Em consonância aos conceitos de consciente, pré-consciente e inconsciente, Freud propôs os três elementos básicos da pisque: o Id, o Ego e o Superego. Embora todos sejam importantes, o primordial na atuação dos instintos é o id, que é inato, abrangendo tudo que herdamos, é intrínseco ao ser e aos instintos, decorrem de seu próprio corpo e se manifestam psiquicamente através de sistemas incógnitos, constituindo a personalidade mais primitiva, natural do homem, sujeita as necessidades do corpo, do ego e do superego. Em suma o id abriga o inconsciente, seus sentimentos e desejos mais profundos repelidos pela consciência, ou nunca experimentados por ela.

O Ego corresponde a parte psíquica que interage com o mundo externo, derivado do Id, ele vai moldando a personalidade do ser a medida que este desenvolve sua “consciência”, sua noção do “eu”, aprendendo a controlar as manifestações do Id (pulsões), mantendo sanidade mental. Atuando como intermediário entre o real e o mental, cabe a ele associar as respostas físicas às informações captadas pelos sentidos, zelando pela integridade do ser enquanto criatura biológica vulnerável aos agentes externos e internos não só físicos, mas também psicológicos, filtrando os estímulos de natureza sensível, preparando-o para se integrar convenientemente a vida. Essa interação entre o Id e Ego, é fundamental para amenizar a manifestação dos instintos, racionalizando se a pulsão dever ser ou satisfeita e quando.

O último componente deste trio, o Superego como próprio nome indica está acima do Ego, ele age como árbitro mental julgando os pensamentos oriundos do Ego, onde segundo Freud ficam armazenados os valores morais, conceitos e condutas sociais cerceando os excessos da personalidade sob a atuação da consciência, da observação de si próprio em conformidade com as concepções que foram elaboradas no íntimo de cada um.  

Apesar de configurar-se como a manifestação da consciência individual e censor, o Superego pode também ser vitima da inconsciência, sucumbindo às compulsões que atuam na mente de forma indireta.
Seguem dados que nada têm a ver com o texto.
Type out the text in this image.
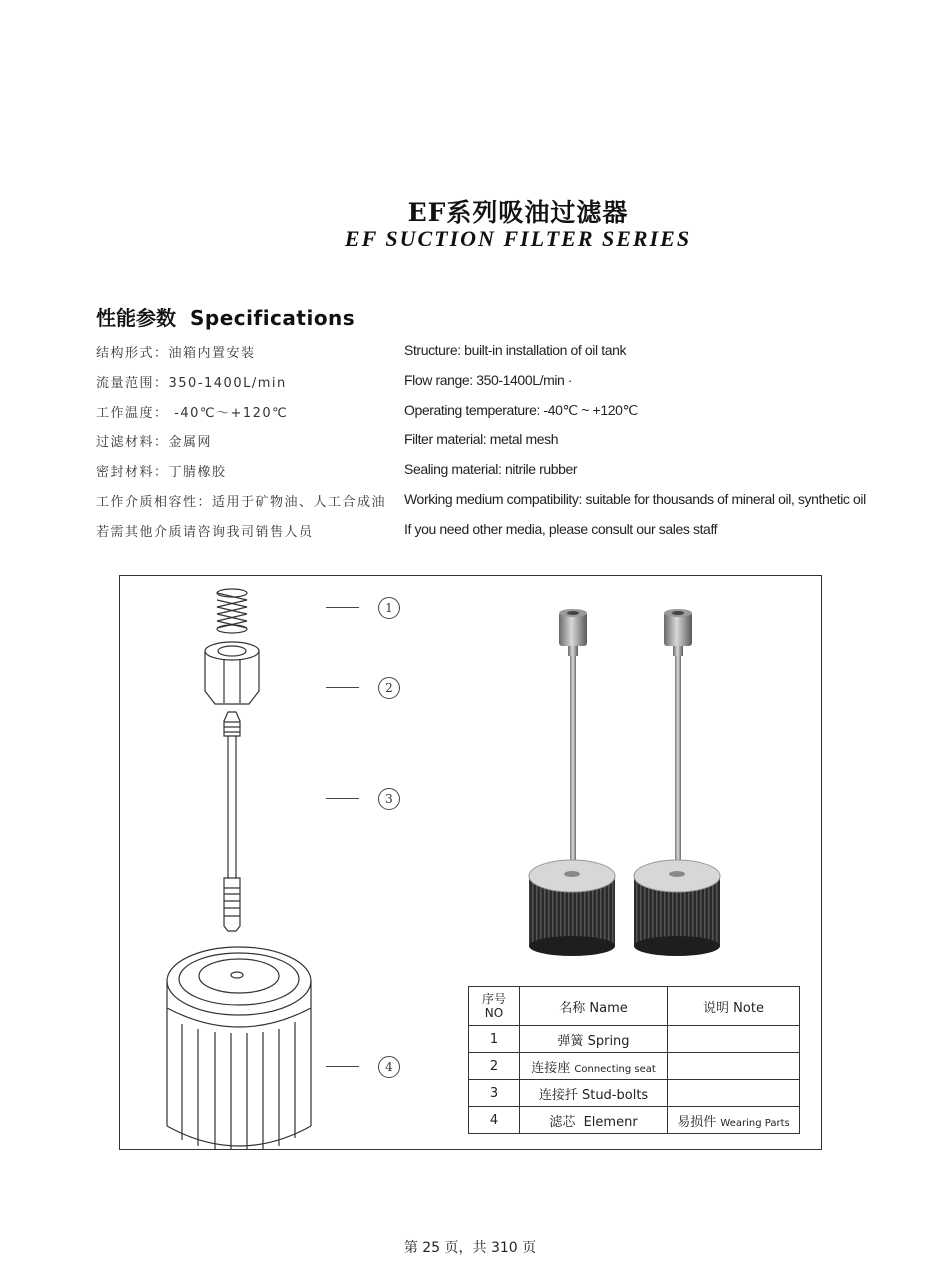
EF系列吸油过滤器
EF SUCTION FILTER SERIES
性能参数 Specifications
结构形式：油箱内置安装	Structure: built-in installation of oil tank
流量范围：350-1400L/min	Flow range: 350-1400L/min ·
工作温度： -40℃～+120℃	Operating temperature: -40℃ ~ +120℃
过滤材料：金属网	Filter material: metal mesh
密封材料：丁腈橡胶	Sealing material: nitrile rubber
工作介质相容性：适用于矿物油、人工合成油 Working medium compatibility: suitable for thousands of mineral oil, synthetic oil
若需其他介质请咨询我司销售人员	If you need other media, please consult our sales staff
1
2
3
4
序号
NO	名称 Name	说明 Note
1	弹簧 Spring	
2	连接座 Connecting seat	
3	连接扦 Stud-bolts	
4	滤芯 Elemenr	易损件 Wearing Parts
第 25 页，共 310 页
Mesmo estando sujeito a algumas fragilidades o Superego enquanto estrutura da personalidade está menos suscetível as pulsões do Id (instintos) constituindo um elemento fundamental para reduzir as tensões decorrentes dele, sobretudo no que tange ao conceito das projeções, formadas a partir da manifestação inconsciente dos desejos sobre a percepção consciente, aludindo ao fato de que parte do comportamento humano pode ser acarretado por atitudes inconscientes.

Mesmo que muito do que Freud tenha dito não corresponda aos conceitos mais atuais da psicanálise, ele como um dos precursores desta ciência que abriu as portas da mente humana tentando revelar os seu mistérios, deixando um legado inquestionável sobre a manifestação dos instintos, apesar das contradições.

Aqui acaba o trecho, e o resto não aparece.